Geographer to Discuss Land Use, Interdiction, Smuggling and Humanitarian Aid at the Arizona Border
- Thursday, October 4, 2018 from 4:30pm to 5:30pm
- Jake Jabs Hall, 315 - view map
Cultural geographer Dr. Scott Warren will discuss "Land Use, Interdiction, Smuggling and Humanitarian Aid at the Arizona-Mexican Border."
This talk is sponsored by the Liberal Studies Program and the Center for Western Lands & Peoples, along with the Departments of Earth Sciences, History & Philosophy, Modern Languages & Literatures and the American Studies Program.
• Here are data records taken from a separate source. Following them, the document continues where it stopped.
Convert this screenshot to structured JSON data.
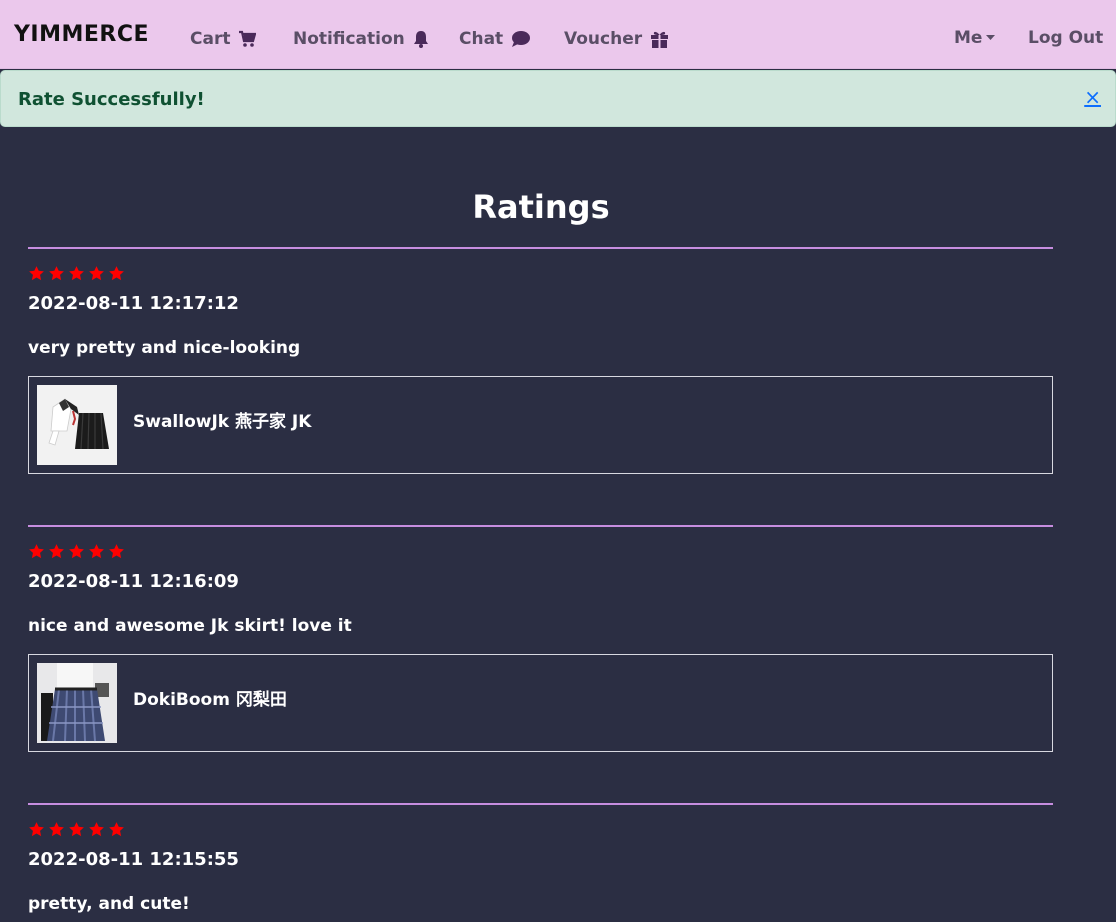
{
  "navbar": {
    "brand": "YIMMERCE",
    "items": [
      {
        "label": "Cart",
        "icon": "cart-icon"
      },
      {
        "label": "Notification",
        "icon": "bell-icon"
      },
      {
        "label": "Chat",
        "icon": "chat-bubble-icon"
      },
      {
        "label": "Voucher",
        "icon": "gift-icon"
      }
    ],
    "me_label": "Me",
    "logout_label": "Log Out"
  },
  "alert": {
    "message": "Rate Successfully!",
    "close_symbol": "×"
  },
  "page": {
    "title": "Ratings"
  },
  "colors": {
    "navbar_bg": "#ebc8ec",
    "page_bg": "#2b2e43",
    "divider": "#c68de0",
    "star": "#ff0000",
    "alert_bg": "#d1e7dd",
    "alert_text": "#0f5132"
  },
  "ratings": [
    {
      "stars": 5,
      "date": "2022-08-11 12:17:12",
      "comment": "very pretty and nice-looking",
      "product": {
        "name": "SwallowJk 燕子家 JK",
        "thumb": "sailor-uniform-image"
      }
    },
    {
      "stars": 5,
      "date": "2022-08-11 12:16:09",
      "comment": "nice and awesome Jk skirt! love it",
      "product": {
        "name": "DokiBoom 冈梨田",
        "thumb": "plaid-skirt-image"
      }
    },
    {
      "stars": 5,
      "date": "2022-08-11 12:15:55",
      "comment": "pretty, and cute!"
    }
  ]
}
Southwestern Arizona is a patchwork of land uses and federal jurisdictions. In this desert borderland region Mexico, the United States, and O’odham nations come together and break apart into a landscape of native reservations, wildlife refuges, national parks, bombing ranges, and international boundaries. Every day, undocumented migrants attempt to cross this fractured landscape on foot, and thousands have died in its rugged mountains and canyons. Local residents, NGOs, and others provide humanitarian aid to these migrants and search for the lost. Meanwhile, the coupled interdiction-smuggling industry exploits migrant bodies with increasing intensity. The promised expansion of this industry offers no security, only increasing burdens on land and life in the border region and beyond.
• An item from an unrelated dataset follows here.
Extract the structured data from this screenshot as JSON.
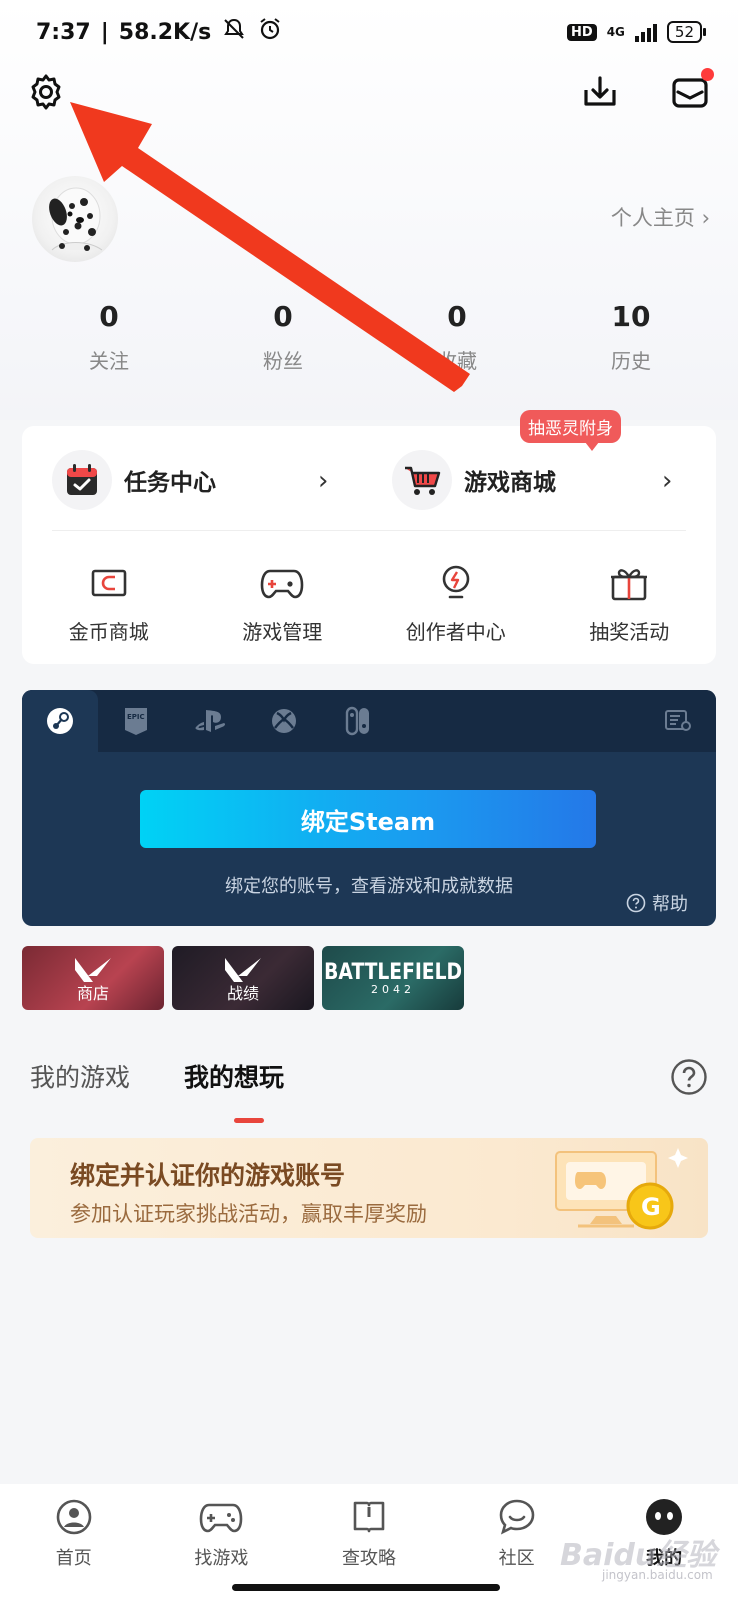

Dr. Warren is a cultural geographer living in Ajo, Arizona, a former copper mining town located near the Mexico border. Dr. Warren moved to Ajo to write his dissertation but became enamored with the town and decided to stay. There, he works alongside local residents and various groups to provide humanitarian aid to undocumented migrants crossing the Sonoran Desert. In January 2018 he was arrested by Border Patrol while providing humanitarian aid to two men from Central America, and he now faces federal misdemeanor and felony charges related to this humanitarian work.